Paul Doherty

Personal information
- Irish name: Pól Ó Dochartaigh
- Sport: Gaelic Football
- Position: Goalkeeper
- Born: Galway, Ireland
- Occupation: Chartered Accountant

Club(s)
- Years: Club
- 2002–2010: Tuam Stars

Inter-county(ies)
- Years: County / Apps (scores)
- 2007–2010: Galway / 7 (0-0)

Inter-county titles
- Connacht titles: 1

= Paul Doherty (Gaelic footballer) =

Irish Gaelic footballer

Paul Doherty is a former inter-county goalkeeper for Galway.

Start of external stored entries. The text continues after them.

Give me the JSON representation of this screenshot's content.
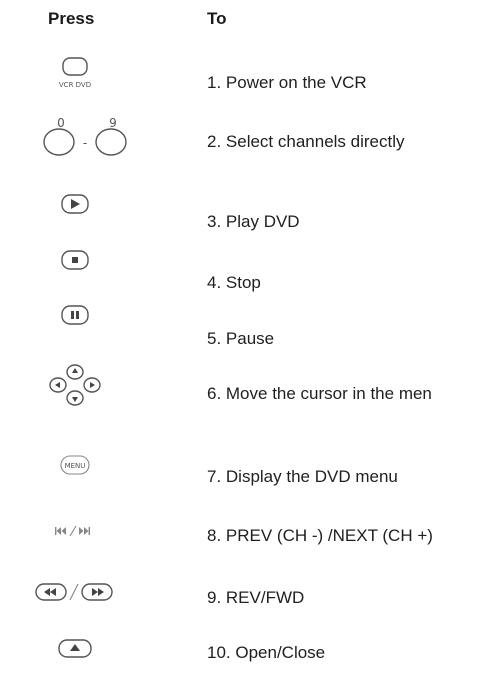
{
  "headers": {
    "press": "Press",
    "to": "To"
  },
  "rows": [
    {
      "label": "1. Power on the VCR",
      "icon": "power-vcr-dvd-button-icon",
      "icon_text": "VCR DVD"
    },
    {
      "label": "2. Select channels directly",
      "icon": "number-buttons-icon",
      "icon_text_start": "0",
      "icon_text_dash": "-",
      "icon_text_end": "9"
    },
    {
      "label": "3. Play DVD",
      "icon": "play-button-icon"
    },
    {
      "label": "4. Stop",
      "icon": "stop-button-icon"
    },
    {
      "label": "5. Pause",
      "icon": "pause-button-icon"
    },
    {
      "label": "6. Move the cursor in the men",
      "icon": "direction-pad-icon"
    },
    {
      "label": "7. Display the DVD menu",
      "icon": "menu-button-icon",
      "icon_text": "MENU"
    },
    {
      "label": "8. PREV (CH -) /NEXT (CH +)",
      "icon": "prev-next-buttons-icon"
    },
    {
      "label": "9. REV/FWD",
      "icon": "rev-fwd-buttons-icon"
    },
    {
      "label": "10. Open/Close",
      "icon": "open-close-button-icon"
    }
  ]
}
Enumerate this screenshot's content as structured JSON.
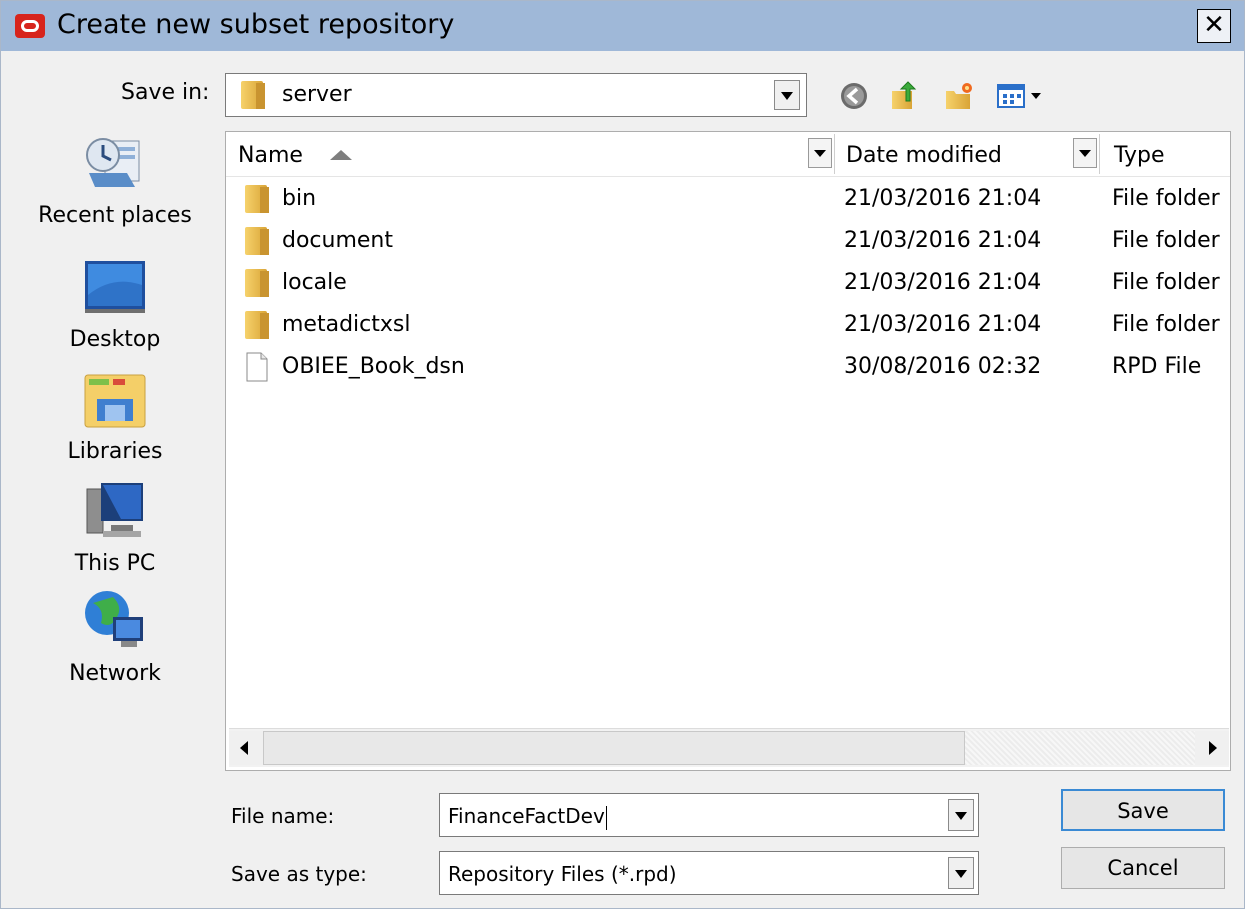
{
  "window": {
    "title": "Create new subset repository"
  },
  "toolbar": {
    "save_in_label": "Save in:",
    "save_in_value": "server"
  },
  "places": [
    {
      "label": "Recent places",
      "icon": "recent-places-icon"
    },
    {
      "label": "Desktop",
      "icon": "desktop-icon"
    },
    {
      "label": "Libraries",
      "icon": "libraries-icon"
    },
    {
      "label": "This PC",
      "icon": "this-pc-icon"
    },
    {
      "label": "Network",
      "icon": "network-icon"
    }
  ],
  "file_list": {
    "columns": {
      "name": "Name",
      "date": "Date modified",
      "type": "Type"
    },
    "rows": [
      {
        "name": "bin",
        "date": "21/03/2016 21:04",
        "type": "File folder",
        "icon": "folder-icon"
      },
      {
        "name": "document",
        "date": "21/03/2016 21:04",
        "type": "File folder",
        "icon": "folder-icon"
      },
      {
        "name": "locale",
        "date": "21/03/2016 21:04",
        "type": "File folder",
        "icon": "folder-icon"
      },
      {
        "name": "metadictxsl",
        "date": "21/03/2016 21:04",
        "type": "File folder",
        "icon": "folder-icon"
      },
      {
        "name": "OBIEE_Book_dsn",
        "date": "30/08/2016 02:32",
        "type": "RPD File",
        "icon": "file-icon"
      }
    ]
  },
  "form": {
    "file_name_label": "File name:",
    "file_name_value": "FinanceFactDev",
    "save_as_type_label": "Save as type:",
    "save_as_type_value": "Repository Files (*.rpd)",
    "save_button": "Save",
    "cancel_button": "Cancel"
  },
  "colors": {
    "titlebar": "#9fb8d8",
    "accent": "#3a8ad4",
    "folder": "#e8b84a"
  }
}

Doherty made his Championship debut against Mayo in May 2007 and has been a first choice for the county in the Championship ever since. In the 2007 Connacht SFC semi-final against Leitrim, the then manager of Galway, Peter Forde, praised Doherty after Donal Brennan's shot was stopped by Doherty. "The opposition is always going to have chances during a 70 minute game. That is what we expect our goalkeeper to do, to pull off a great save like that when it is needed and thankfully he did that. It is important that when the opposition get in on goal that you have a goalie who can pull off a save like that and he proved that today," Forde said. Galway won the game by 0-17 to 1-10

He has played in two Connacht finals, in 2007, losing to Sligo, and in 2008, defeating Mayo.

Doherty plays his club football with the Tuam Stars. His brother, Conor, was a member of Galway's victorious All-Ireland Minor Championship team in 2007.